Se calcula que en una primera etapa ello expandiría la pensión a 500.000 personas, unas 200.000 más, que supuestamente ingresarían gradualmente, aunque nadie explica cómo se hará para controlar la corruptela y para evitar la politización electoral con fondos públicos. Pero si esto es de por sí complicado para el fisco en lo inmediato, lo será mucho más a medida que pase el tiempo, cuando la escalada se vuelva inatajable.

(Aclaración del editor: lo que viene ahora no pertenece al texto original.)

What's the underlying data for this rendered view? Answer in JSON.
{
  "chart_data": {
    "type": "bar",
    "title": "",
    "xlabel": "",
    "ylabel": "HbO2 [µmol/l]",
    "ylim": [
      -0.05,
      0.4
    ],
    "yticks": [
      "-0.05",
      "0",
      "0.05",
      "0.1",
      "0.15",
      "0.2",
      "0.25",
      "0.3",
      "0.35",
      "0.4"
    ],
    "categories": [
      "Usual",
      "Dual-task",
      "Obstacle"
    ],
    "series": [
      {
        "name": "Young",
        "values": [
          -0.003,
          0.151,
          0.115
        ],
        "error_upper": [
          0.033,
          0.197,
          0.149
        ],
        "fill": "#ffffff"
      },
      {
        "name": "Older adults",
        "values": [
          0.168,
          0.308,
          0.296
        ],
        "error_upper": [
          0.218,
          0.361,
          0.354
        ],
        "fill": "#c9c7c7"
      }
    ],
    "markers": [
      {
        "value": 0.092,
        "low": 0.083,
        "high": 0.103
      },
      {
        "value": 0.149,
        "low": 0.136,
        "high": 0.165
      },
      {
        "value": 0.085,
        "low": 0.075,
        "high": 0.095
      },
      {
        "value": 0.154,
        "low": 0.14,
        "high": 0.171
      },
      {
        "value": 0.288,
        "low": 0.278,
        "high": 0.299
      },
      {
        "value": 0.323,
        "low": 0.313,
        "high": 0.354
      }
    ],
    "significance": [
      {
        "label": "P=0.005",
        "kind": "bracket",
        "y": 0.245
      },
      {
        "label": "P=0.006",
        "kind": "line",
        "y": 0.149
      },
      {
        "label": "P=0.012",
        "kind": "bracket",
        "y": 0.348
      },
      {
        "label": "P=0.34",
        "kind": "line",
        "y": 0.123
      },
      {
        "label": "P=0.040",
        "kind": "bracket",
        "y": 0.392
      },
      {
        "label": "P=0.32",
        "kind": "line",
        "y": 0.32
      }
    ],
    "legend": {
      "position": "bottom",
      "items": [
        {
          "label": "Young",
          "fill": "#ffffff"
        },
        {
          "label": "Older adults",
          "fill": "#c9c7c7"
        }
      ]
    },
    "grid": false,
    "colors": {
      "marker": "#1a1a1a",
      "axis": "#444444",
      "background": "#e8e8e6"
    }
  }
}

Ello es así por las particulares circunstancias del Paraguay, debido a la bajísima cobertura de la seguridad social, que llega a no más del 20% de la fuerza laboral, incluyendo trabajadores, cuentapropistas, microempresarios y patrones. Con una población activa con una media de edad de 39 años y con una altísima informalidad, en relativamente poco tiempo habrá no 500.000, sino, literalmente, millones de personas mayores de 65 que podrán acogerse a la pensión.
Para tener apenas una idea de lo que esto significa, si el Estado paraguayo tuviera que pagarles 25% de un salario mínimo mensual a tan solo 1 millón de personas (algo que va a ocurrir muy pronto si se aprueba esta ley), ello exigiría destinar cerca 1.200 millones de dólares por año. Para poder solventarlo, a valores actuales, habría que incrementar un 50% el impuesto al valor agregado (IVA) solamente para este fin, sin considerar todas las otras incontables necesidades y prioridades estatales. Nada de esto es fantasía, son cálculos conservadores; si esto no se detiene, la realidad será mucho peor.
Por lo tanto, en vez de “universalizar” el beneficio, lo que hay que hacer es lo contrario, focalizarlo mucho más y asegurarse de que le llegue única y exclusivamente a personas en extrema pobreza y a nadie más. Lo que sí se debe universalizar es el aporte a la seguridad social, para que todas las personas que hoy trabajan contribuyan a un fondo que les permita tener un ingreso a la hora de retirarse.
Más allá de las presuntas buenas intenciones y de la sensibilidad social de la que tanto alardean los políticos, siempre que sea con el dinero de los demás y no con el suyo, esta ley no solamente debe ser vetada si se llegase a aprobar, sino que hay que hacer exactamente lo opuesto a lo que ella postula.